また、ミリ波・サブミリ波などの高周波電磁波を用いた新しい材料計測技術や、それに用いる超高速半導体デバイスの研究も行っています。
さらに、高励起分子の関与する動的過程の理論的研究や場の理論を用いた素粒子物理学の研究も行っています。
一方、教育面では、高校での物理の履修率低下をふまえ、基礎的なレベルから大学初年次レベルまでの内容について、それぞれの学部・学科の専門性を考慮しながら、講義・実験を行っています。
  • 化学単位

    化学単位では、1年次の基礎科目としての「化学」、「化学実験」および高校化学未履修者を対象とした「化学要習」を担当しています。また、「大学基礎演習B」や「教養演習C」において、初年次教育や比較的専門的な教育を展開しています。

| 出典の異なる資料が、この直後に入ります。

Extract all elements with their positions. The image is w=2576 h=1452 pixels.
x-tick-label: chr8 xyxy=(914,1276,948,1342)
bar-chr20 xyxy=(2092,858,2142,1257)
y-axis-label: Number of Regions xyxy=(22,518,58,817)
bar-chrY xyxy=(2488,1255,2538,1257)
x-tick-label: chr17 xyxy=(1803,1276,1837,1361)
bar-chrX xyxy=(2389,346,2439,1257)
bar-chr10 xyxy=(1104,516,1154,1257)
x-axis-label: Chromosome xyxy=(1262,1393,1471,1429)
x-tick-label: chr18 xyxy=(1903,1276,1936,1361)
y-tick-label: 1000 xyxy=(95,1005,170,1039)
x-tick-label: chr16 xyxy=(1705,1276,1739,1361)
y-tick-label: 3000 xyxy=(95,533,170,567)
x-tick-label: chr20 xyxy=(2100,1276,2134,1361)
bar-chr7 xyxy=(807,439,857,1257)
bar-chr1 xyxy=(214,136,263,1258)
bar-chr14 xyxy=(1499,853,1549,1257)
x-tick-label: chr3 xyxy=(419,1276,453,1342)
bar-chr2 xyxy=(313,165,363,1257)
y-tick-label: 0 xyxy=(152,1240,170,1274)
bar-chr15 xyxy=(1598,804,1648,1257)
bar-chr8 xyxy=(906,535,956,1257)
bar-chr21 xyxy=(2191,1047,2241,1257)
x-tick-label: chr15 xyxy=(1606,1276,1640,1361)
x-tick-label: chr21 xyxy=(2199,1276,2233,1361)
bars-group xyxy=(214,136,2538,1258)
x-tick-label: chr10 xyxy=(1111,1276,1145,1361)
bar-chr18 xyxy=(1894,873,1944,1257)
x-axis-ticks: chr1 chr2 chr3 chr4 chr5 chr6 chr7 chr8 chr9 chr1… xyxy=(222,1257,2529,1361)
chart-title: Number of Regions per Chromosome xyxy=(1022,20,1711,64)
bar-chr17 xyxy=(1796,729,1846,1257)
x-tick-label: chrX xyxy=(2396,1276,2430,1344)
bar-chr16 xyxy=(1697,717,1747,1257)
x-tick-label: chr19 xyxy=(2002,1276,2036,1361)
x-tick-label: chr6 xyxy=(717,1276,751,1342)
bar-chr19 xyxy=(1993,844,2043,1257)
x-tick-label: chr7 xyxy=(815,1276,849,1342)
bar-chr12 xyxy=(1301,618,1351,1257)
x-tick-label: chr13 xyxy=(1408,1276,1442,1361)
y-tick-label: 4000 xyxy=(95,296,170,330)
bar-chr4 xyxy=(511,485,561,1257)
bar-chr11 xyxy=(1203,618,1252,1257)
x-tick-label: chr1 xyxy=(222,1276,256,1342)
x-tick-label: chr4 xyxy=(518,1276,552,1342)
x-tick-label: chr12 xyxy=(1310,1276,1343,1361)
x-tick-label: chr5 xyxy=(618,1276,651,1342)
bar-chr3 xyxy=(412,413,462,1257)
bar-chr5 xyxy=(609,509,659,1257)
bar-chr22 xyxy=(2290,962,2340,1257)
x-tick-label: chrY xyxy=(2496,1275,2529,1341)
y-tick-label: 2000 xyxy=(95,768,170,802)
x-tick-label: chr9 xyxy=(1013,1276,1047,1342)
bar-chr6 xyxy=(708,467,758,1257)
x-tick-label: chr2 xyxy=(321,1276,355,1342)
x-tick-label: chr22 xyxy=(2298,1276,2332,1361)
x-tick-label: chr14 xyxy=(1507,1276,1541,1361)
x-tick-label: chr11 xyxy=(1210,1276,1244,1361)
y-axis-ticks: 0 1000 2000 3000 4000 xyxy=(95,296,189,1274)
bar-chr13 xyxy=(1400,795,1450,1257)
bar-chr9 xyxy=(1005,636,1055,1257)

    専門分野の研究では、好熱性アーキア(古細菌)の生体膜脂質の構造と機能解析、生理活性および分析機能を指向する複素環化合物の新規合成やヘテロ原子を含む有機化合物の合成と機能解析、小型の気体電子回折装置の開発、レーザージェット分光法によるコンホメ-ションの解析、DNAが有する情報記録能と論理演算能を組み合わせた、分子レベルでの情報処理システムの開発、分子やクラスターの電子状態・反応機構の解明、生体内における分子認識メカニズムの研究を行っています。また、一般化学向けの教材開発にも取り組んでいます。
  • 生物学単位

    生物学単位では、様々な生命現象のしくみを理解することを目的として、個々の現象解明に適した生物を用いて分子から細胞・組織・個体レベルに至る解析を行っています。主な研究課題はつぎの通りです。
    1)細胞膜脂質の構造と機能に関する研究
    2)記憶・学習を支える神経回路の研究
    3)原腸胚形成のしくみについての実験形態学的・細胞生物学的な研究
    4)ボルボックスの増殖に関わる細胞外マトリックスとその関連タンパク質の研究
    5)高山植物の光合成や呼吸についての順化・適応機構の研究
    6)昆虫の体色発現機構についての研究
    7)質量分析計による生体分子の構造解析法の開発。